MK Tolak Gugatan PSI yang Meminta Batas Usia Capres-Cawapres Minimal 35 Tahun

Sebelumnya, Mahkamah Konstitusi (MK) menggelar sidang putusan uji materi Undang-Undang Nomor 7 Tahun 2017 tentang Pemilihan Umum (Pemilu) terkait batas usia capres-cawapres di Jakarta, Senin (16/10/2023). Sidang dipimpin oleh Ketua MK Anwar Usman.

Dalam sidang, MK memutuskan menolak gugatan yang diajukan Partai Solidaritas Indonesia (PSI) yang mengajukan gugatan usia calon presiden dan wakil presiden minimal 35 tahun.

"Menolak permohonan para pemohon untuk seluruhnya," ucap Ketua MK Anwar Usman saat membacakan putusan.

Menurut MK, penentuan usia minimal presiden dan wakil presiden menjadi ranah pembentuk undang-undang.
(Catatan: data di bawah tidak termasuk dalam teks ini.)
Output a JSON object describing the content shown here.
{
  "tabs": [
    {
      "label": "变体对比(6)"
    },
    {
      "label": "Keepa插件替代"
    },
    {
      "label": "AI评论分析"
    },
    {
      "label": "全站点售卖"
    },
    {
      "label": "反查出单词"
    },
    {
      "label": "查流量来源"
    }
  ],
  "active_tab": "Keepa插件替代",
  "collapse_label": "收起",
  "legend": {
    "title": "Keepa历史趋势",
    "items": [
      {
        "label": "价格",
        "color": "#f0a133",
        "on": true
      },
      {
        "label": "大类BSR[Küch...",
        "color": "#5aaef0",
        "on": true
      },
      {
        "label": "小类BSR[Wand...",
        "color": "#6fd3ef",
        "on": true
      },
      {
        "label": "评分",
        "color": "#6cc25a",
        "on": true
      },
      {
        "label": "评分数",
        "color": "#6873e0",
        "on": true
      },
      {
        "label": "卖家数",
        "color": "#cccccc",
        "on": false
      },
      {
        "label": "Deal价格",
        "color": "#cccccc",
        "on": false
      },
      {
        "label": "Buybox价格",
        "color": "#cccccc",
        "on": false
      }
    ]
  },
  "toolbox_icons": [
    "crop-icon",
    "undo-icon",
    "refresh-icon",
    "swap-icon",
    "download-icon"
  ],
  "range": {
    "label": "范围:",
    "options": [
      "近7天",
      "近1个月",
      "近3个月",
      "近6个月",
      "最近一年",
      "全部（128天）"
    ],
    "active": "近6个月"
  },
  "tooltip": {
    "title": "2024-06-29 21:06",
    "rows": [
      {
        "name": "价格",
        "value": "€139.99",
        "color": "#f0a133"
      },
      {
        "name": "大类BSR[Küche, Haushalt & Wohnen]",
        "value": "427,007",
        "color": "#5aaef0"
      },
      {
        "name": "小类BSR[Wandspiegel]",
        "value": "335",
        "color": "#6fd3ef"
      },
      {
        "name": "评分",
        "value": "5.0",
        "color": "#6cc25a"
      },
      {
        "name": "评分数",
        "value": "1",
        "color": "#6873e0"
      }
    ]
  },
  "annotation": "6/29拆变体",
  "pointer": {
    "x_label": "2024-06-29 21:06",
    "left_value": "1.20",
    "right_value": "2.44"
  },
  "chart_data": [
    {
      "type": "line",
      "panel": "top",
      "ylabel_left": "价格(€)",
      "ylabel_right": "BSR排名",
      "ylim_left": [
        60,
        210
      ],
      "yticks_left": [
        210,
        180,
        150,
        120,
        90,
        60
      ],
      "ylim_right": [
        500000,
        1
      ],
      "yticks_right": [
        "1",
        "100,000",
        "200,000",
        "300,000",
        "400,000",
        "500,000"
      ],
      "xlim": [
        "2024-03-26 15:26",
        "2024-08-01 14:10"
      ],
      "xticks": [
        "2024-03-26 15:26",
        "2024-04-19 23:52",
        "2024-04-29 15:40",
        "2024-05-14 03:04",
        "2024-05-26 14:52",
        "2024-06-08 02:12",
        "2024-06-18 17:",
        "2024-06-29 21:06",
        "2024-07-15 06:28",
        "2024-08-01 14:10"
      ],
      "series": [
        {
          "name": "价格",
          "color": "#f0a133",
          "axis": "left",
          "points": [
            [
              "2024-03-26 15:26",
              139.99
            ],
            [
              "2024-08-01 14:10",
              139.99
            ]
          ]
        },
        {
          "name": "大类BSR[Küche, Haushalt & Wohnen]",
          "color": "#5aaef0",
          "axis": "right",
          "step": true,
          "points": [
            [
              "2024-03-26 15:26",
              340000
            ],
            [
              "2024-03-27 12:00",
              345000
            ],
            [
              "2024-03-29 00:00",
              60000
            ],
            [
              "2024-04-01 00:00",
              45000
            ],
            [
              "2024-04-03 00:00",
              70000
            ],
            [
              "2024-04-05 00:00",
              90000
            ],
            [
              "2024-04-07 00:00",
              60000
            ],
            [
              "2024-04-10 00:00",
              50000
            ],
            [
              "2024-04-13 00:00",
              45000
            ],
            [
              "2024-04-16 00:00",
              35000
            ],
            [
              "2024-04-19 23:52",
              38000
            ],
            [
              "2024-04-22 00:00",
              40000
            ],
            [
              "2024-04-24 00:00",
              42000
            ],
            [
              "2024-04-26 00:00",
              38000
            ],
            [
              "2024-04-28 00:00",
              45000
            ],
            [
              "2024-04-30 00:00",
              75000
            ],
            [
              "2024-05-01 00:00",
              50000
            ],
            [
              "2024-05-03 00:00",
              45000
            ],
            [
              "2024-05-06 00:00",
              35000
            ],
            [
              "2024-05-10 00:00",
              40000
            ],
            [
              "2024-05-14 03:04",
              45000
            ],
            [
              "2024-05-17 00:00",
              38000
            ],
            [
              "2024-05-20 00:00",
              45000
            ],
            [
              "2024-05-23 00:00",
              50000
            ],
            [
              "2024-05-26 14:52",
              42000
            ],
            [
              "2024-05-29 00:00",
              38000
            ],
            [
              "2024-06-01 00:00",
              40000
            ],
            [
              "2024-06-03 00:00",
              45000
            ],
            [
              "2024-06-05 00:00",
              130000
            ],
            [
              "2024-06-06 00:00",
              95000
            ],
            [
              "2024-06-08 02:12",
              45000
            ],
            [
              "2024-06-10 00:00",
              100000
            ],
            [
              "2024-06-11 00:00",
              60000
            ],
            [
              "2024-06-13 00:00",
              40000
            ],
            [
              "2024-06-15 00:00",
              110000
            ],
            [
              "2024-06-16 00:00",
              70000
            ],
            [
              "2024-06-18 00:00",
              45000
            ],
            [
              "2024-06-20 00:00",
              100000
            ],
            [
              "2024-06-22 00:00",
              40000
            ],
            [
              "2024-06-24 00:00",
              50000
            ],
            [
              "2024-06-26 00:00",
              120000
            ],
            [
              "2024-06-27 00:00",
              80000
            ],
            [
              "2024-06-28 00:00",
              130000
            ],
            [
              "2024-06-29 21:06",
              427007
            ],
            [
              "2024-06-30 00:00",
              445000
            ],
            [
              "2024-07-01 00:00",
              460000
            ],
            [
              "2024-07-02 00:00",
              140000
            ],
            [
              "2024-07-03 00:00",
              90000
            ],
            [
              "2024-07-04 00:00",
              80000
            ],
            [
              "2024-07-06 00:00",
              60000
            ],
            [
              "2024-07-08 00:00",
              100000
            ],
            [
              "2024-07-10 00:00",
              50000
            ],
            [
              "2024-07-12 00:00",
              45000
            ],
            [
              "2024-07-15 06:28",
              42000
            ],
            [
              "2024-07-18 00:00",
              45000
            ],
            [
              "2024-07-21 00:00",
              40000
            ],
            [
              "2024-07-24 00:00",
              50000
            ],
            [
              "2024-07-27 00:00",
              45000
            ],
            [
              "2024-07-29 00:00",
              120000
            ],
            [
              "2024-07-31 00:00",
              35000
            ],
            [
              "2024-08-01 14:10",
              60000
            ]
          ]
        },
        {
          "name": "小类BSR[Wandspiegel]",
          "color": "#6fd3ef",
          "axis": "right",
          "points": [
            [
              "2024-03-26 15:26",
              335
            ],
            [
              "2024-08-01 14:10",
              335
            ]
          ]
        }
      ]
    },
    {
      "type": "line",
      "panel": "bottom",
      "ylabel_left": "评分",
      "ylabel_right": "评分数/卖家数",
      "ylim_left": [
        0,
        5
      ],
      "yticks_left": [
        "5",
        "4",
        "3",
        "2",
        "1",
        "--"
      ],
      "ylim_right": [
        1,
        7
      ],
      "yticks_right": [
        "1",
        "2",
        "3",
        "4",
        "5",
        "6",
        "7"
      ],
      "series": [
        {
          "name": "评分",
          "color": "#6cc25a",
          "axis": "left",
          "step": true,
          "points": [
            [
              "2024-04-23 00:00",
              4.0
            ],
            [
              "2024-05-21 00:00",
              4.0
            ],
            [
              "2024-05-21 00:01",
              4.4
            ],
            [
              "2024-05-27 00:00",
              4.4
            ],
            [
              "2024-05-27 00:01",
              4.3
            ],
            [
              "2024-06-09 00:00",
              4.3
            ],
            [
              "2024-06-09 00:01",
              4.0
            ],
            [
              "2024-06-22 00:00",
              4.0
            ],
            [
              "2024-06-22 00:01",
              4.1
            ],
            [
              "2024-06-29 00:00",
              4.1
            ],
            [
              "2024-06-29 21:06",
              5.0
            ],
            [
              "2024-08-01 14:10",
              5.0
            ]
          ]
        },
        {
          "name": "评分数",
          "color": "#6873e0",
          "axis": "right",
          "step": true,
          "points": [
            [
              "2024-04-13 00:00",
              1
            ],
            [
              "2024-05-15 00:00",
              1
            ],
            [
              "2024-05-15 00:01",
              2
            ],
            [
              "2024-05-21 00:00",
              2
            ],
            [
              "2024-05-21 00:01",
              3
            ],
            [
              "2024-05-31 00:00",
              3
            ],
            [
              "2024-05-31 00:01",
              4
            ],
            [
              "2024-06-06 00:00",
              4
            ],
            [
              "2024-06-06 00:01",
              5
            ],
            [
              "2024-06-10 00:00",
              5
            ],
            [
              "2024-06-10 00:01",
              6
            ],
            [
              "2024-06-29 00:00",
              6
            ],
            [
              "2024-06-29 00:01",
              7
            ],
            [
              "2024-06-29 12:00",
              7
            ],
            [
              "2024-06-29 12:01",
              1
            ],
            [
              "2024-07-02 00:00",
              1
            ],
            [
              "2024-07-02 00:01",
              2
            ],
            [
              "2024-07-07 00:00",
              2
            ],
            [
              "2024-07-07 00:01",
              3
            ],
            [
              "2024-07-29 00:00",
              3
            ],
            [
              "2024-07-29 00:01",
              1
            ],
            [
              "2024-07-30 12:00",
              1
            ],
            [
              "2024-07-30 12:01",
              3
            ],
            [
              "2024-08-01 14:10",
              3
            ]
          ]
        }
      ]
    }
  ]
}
Putusan tersebut diketok untuk gugatan nomor 29/PUU-XXI/2023 dengan pemohon partai politik PSI, Anthony Winza Prabowo, Danik Eka Rahmaningtyas, Dedek Prayudi, dan Mikhael Gorbachev Dom. Dalam petitumnya mereka meminta usia minimal capres-cawapres 35 tahun.